How to Decorate a Baby Bottle Sugar Cookie
Prepare the following items:
6 Tipless Piping Bags
Bright White Food Coloring
Leaf Green Food Coloring
Lemon Yellow Food Coloring
Mocha Brown Food Coloring
Super Black Food Coloring
Spatulas & pint glasses to fill your piping bags
Scissors

Step 1: Bake and cool cookies before decorating. Make sure cookies are fully cooled. If they are warm, the icing will run off of them. Make royal icing. Learn how to mix different consistencies of royal icing here>>
Prepare the following icing colors:
Piping Consistency:
White
Sage Green (create sage green by mixing leaf green with a tiny amount of mocha brown and super black food coloring)
Yellow
Flood Consistency:
White
Sage Green
Yellow
Pro Tip: To get softer, more pastel colors, mix bright white into your brighter hues.
Step 2: Outline the rim of the bottle with green piping consistency icing. It will look like an elongated oval.

Step 3: Outline the main area of the bottle with white piping consistency icing.

Step 4: Using green flood consistency icing, fill in the elongated oval at the rim of the bottle. Use a scribe tool or toothpick to ensure full coverage. Let dry for 30-60 minutes, or until crusted over.

Step 5: Using flood-consistency white icing, fill in the main part of the bottle with white icing.
Pro tip: Pipe a few squiggles of piping consistency icing in the body of the bottle before flooding. Flood with white flood consistency icing while the squiggles are still wet. These squiggles will help to prevent your flood icing from collapsing in the center and creating craters.
If you want definition when piping two colors next to each other, it can be helpful to stop just shy of the edge and without applying pressure to the bag, coax the icing to the edge. You can also use a toothpick or scribe to help guide the icing to the edge.
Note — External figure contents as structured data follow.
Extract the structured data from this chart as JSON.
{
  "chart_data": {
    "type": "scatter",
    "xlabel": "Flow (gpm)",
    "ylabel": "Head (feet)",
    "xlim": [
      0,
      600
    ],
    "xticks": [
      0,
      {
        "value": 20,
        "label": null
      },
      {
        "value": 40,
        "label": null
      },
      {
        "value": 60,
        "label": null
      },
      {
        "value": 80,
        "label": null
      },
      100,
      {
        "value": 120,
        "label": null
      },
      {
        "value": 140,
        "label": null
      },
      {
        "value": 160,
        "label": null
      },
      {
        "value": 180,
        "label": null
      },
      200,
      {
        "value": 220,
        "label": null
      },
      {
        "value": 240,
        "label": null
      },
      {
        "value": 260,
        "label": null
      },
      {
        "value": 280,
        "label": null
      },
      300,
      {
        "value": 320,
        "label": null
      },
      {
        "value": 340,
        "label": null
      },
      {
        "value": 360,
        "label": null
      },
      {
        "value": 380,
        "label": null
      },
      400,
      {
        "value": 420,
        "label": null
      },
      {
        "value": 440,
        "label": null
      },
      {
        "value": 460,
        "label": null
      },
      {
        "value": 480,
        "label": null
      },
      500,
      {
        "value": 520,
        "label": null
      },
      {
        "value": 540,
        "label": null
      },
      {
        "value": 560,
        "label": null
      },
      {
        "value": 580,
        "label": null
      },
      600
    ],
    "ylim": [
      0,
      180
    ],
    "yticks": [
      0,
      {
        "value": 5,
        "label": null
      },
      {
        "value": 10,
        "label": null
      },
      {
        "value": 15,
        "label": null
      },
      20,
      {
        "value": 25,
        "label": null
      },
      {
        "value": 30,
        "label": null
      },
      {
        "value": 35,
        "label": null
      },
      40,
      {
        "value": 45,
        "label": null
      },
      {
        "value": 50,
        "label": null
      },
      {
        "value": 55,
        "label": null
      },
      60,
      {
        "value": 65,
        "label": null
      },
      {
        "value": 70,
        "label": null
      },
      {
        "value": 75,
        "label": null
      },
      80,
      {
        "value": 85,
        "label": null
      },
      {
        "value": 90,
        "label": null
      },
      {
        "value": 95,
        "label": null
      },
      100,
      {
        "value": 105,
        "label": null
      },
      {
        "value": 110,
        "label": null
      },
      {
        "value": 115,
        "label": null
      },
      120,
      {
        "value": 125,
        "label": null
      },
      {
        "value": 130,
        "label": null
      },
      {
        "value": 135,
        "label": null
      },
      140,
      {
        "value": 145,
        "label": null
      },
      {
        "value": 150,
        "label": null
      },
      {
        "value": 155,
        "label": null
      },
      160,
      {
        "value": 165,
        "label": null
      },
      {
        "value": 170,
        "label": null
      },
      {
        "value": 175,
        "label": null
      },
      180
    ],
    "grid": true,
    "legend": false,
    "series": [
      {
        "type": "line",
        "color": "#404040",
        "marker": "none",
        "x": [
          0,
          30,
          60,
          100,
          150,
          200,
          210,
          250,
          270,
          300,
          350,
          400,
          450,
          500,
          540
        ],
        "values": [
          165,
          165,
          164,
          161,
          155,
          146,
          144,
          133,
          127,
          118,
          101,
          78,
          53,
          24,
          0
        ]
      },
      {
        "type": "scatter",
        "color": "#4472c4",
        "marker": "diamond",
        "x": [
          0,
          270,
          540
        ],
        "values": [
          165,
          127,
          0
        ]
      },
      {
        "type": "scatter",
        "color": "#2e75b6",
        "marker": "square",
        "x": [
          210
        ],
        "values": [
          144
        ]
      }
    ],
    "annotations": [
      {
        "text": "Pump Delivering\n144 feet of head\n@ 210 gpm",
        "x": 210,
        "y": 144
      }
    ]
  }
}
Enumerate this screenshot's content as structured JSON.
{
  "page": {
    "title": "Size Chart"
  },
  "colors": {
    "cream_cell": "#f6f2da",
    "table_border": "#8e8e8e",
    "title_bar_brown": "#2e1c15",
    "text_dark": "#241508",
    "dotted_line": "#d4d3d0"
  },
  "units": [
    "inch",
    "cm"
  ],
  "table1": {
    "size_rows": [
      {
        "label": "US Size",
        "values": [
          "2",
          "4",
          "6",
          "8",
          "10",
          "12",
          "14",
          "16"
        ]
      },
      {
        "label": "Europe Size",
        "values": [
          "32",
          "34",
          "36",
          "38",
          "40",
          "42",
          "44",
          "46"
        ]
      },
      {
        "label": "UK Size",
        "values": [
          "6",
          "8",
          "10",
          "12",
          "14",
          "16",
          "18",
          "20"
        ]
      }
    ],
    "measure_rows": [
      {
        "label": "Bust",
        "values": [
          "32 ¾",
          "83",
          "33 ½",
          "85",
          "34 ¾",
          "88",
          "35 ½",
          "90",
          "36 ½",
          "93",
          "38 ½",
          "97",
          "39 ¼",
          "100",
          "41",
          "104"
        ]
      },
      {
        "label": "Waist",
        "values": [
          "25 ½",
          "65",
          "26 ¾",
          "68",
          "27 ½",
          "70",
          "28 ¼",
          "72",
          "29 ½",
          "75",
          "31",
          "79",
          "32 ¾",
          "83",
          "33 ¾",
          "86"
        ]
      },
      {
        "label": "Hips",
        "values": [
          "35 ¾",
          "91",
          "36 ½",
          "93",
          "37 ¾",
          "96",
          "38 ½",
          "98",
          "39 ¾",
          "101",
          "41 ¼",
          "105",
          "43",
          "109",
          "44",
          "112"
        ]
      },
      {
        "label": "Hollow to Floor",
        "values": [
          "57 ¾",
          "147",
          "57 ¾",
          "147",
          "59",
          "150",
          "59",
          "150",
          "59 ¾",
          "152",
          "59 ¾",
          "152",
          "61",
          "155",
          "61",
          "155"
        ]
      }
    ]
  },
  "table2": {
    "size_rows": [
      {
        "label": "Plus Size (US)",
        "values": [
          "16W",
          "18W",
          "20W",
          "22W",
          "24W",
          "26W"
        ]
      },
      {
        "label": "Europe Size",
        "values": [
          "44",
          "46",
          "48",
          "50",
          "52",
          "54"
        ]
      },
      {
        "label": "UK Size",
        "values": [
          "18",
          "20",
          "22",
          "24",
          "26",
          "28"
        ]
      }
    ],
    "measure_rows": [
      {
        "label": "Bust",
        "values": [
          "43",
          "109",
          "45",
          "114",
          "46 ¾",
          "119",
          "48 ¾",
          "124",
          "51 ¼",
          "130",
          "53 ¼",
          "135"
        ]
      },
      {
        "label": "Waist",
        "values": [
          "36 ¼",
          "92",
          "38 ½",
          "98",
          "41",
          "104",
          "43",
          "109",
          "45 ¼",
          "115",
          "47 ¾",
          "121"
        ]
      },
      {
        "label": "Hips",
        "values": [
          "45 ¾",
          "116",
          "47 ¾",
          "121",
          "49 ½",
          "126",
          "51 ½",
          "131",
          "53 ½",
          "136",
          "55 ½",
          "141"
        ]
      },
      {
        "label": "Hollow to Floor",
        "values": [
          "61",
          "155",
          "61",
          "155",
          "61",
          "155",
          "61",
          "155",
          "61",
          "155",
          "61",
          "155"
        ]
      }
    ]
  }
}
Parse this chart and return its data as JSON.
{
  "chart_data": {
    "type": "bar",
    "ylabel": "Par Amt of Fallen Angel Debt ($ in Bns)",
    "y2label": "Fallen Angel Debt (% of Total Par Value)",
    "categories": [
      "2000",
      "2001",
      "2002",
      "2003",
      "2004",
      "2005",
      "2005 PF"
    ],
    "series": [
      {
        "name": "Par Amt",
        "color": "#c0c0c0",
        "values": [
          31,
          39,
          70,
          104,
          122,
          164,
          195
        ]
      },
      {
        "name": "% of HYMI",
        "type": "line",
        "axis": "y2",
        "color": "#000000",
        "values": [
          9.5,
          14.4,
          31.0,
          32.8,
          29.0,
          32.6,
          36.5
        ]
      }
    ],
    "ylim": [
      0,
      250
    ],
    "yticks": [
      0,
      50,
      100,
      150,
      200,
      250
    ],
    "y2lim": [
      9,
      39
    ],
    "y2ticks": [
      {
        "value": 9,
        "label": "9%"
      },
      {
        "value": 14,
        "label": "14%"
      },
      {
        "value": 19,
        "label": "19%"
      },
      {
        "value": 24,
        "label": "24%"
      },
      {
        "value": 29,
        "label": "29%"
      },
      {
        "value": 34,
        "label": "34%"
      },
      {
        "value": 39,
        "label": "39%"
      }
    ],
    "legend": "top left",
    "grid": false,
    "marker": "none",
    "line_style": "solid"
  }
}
Step 6: Once the green icing is dry, pipe the bottle tip. Using yellow piping consistency icing, outline the top of the bottle. Then, using flood-consistency yellow icing, fill in the area, using a scribe tool or toothpick to ensure full coverage.
Ensure that all of your flood consistency icing is dry before moving on to the next step. It will take 30-60 minutes to dry.

Step 7: Time for detail work! Using white piping consistency icing and a piping bag with a very fine tip, pipe lines on the side of the bottle to denote measurements. This added texture makes the bottle look more realistic and professionally done. Remember that the flood consistency you're piping onto may still be soft, so be careful to not touch it while piping details.

Step 8: With green piping consistency royal icing, add vertical squiggles to the rim of the bottle to create detail in that area.

Step 9: To add a sprig of greenery, use your green piping consistency icing to pipe a small, fine curved line. This will be the stem of the greenery. Using the same fine piping tip, gently pipe leaves, starting at the tips of the leaves and bringing your piping bag inward toward the stem. This will ensure that if you apply too much pressure and end up with fatter leaves, they will be larger at the tips of the leaves and will narrow down to a point toward the stem, which looks more realistic than the alternative.

Perfect for baby showers, these darling cookies offer a sweet way to welcome a little one into the world.